Visant à “s’observer sois-même pour faire l’expérience direct de la réalité”, cette technique bouddhiste vieille de 2500 ans a été redécouverte et popularisée en Inde et en Occident dans les années 1970 par un indien nommé S.N. Goenka. Accessibles à prix libre, les retraites imposent un programme strict et limpide : interdiction de parler ou de croiser le regard d’autres participants ; impossibilité d’utiliser tout matériel de communication, de lecture et d’écriture ; obligation de prendre part aux onze heures de méditation journalière.

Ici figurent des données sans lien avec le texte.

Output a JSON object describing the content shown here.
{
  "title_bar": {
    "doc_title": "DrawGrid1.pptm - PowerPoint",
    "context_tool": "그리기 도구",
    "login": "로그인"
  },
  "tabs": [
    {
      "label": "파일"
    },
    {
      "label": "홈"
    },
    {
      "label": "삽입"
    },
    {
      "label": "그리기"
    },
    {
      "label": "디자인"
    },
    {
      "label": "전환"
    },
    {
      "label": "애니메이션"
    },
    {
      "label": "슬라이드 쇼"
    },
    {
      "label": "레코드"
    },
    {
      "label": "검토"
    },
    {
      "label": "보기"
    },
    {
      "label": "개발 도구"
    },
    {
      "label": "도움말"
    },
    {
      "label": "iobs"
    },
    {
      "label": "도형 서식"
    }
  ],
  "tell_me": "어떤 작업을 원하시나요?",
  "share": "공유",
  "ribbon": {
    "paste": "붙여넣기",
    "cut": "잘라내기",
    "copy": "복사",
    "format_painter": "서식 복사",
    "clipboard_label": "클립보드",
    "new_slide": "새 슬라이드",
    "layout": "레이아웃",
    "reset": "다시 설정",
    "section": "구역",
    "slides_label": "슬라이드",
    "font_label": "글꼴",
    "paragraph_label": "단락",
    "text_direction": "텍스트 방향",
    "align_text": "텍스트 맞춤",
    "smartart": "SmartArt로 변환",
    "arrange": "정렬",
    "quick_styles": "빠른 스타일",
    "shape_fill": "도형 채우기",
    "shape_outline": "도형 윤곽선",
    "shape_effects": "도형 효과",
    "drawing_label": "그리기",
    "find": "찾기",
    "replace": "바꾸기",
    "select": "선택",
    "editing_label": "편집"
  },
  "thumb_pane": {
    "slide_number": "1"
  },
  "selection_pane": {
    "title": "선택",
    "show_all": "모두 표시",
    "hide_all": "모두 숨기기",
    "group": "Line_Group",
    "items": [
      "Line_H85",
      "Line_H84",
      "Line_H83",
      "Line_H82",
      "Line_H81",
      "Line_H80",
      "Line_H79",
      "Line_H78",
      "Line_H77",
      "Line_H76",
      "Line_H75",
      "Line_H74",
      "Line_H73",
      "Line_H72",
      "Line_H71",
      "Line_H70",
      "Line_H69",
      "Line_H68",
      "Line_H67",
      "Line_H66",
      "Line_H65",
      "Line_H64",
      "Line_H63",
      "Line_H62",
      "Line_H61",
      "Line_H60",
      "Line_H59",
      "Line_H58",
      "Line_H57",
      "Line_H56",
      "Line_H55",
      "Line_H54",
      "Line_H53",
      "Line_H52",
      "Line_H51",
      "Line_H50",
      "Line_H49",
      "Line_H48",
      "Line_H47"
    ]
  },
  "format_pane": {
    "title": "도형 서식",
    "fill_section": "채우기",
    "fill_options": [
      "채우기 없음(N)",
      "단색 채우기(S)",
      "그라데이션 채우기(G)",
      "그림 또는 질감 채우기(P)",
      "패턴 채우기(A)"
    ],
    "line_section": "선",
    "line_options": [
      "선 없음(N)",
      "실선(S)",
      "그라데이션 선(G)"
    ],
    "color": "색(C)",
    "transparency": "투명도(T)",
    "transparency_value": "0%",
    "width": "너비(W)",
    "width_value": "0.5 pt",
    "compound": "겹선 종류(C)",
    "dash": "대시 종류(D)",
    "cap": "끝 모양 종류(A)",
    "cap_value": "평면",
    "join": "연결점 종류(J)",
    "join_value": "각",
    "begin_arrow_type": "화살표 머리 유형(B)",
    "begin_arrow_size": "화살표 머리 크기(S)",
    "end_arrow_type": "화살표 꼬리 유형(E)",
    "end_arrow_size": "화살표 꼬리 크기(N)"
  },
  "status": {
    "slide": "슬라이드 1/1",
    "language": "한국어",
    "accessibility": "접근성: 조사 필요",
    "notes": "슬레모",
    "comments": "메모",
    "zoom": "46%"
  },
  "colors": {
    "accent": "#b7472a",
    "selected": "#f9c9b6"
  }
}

Les trois premiers jours sont destinés à la pratique du shamatha – l’art de « calmer et d’aiguiser son esprit ». Pour se faire, un enregistrement grésillant de la voix de Goenka diffusé dans des hauts parleurs aux quatre coins de la salle de méditation invite à se concentrer sur sa respiration et la zone entre le nez et la lèvre supérieure. Après une trentaine d’heures d’exercice est enfin dévoilée la méthode Vipassana : un balayage mental de haut en bas du corps pour se focaliser sur les sensations qui apparaissent et disparaissent. On entame « une chirurgie profonde de l’esprit » averti le gourou. Trouver, d’abord, les neurones à connecter pour utiliser méthodiquement mon cerveau à la manière d’un scanner scrutant méthodiquement chaque centimètre de peau. Ne pas dévier de cet effort examinateur. Lutter contre les pensées bruissantes : guetter la prochaine pause, compter les jours restants, imaginer des projets futurs…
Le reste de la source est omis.